Despite the boost in resources, the Eisenberg’s said ending Veteran homelessness in South Florida will not happen overnight.
“Our community’s veterans deserve the very best of all of us to help them have the opportunities for ‘life, liberty and the pursuit of happiness’ they fought to defend for our families. That will take a sustained, collaborative, multi-year approach that focuses increasing resources towards our commitment to veterans,” Stephanie Berman-Eisenberg said.
“Veterans are counting on us to honor our sacred trust in actions,” Seth Eisenberg added. “Nearly half of the 700 veterans homeless on any given night in South Florida don’t have shelter. Reaching, engaging and serving these most vulnerable, unsheltered veterans is our most urgent priority. For each of them, housing is a life and death issue.”
“That should keep us all up at night,” he said.
The Eisenberg’s said the vision for Operation Sacred Trust evolved out of Stephanie Berman-Eisenberg’s experience developing supportive housing to disrupt homelessness for very low income Miami families and Seth Eisenberg’s work with military families impacted by long service deployments and veterans struggling to keep their lives together after significant combat exposure in Iraq and Afghanistan.

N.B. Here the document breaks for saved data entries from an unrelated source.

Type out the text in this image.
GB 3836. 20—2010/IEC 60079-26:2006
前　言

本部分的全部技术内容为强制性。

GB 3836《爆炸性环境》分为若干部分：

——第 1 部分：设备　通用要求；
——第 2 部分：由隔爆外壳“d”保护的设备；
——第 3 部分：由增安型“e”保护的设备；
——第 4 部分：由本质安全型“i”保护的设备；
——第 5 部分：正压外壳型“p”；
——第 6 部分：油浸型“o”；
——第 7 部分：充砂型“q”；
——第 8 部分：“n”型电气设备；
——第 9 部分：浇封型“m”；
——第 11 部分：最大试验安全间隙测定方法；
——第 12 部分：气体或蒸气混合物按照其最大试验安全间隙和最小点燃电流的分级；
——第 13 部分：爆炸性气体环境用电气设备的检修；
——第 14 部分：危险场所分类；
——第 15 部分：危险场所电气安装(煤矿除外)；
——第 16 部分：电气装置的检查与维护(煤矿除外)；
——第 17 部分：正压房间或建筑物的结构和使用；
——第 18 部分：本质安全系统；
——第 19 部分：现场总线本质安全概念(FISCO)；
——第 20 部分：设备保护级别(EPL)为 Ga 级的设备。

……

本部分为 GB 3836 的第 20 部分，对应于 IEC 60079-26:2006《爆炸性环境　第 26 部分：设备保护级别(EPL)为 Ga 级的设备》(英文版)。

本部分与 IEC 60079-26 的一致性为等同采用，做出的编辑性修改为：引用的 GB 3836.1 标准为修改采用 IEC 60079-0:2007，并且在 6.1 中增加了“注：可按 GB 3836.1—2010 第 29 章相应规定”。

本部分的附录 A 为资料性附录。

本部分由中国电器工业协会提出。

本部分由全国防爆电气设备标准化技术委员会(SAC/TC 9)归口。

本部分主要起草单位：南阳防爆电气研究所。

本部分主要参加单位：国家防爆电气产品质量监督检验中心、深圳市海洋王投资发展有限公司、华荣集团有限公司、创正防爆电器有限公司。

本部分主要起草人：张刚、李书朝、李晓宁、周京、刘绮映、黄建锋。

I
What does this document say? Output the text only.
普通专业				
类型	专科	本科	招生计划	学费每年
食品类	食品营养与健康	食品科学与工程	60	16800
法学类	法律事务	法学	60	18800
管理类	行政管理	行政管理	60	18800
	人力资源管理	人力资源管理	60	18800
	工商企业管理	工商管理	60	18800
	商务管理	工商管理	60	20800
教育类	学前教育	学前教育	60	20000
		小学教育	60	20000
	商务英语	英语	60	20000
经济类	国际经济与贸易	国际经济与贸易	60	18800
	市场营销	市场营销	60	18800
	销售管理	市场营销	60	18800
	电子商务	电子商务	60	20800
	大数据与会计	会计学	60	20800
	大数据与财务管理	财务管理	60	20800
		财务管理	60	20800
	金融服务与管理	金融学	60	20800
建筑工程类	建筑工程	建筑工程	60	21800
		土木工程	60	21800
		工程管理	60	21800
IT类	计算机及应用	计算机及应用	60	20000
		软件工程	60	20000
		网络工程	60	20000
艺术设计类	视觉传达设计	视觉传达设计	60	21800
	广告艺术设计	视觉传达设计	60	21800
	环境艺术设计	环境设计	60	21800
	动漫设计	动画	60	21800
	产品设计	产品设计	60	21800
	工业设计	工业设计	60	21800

“When you’ve seen firsthand the price our military families have paid, helping them succeed when they come home becomes a sacred trust,” Stephanie Berman-Eisenberg said.
“They’ve earned much more than committees, studies, speeches and thank-you’s,” Seth Eisenberg said. “Operation Sacred Trust is about the very real work needed 24/7, 365 days a year for as long as it takes for those who have borne the battle and their loved ones. Whatever we have to figure out, whatever it takes, together, we have an obligation to succeed, and we will. There’s no other choice.”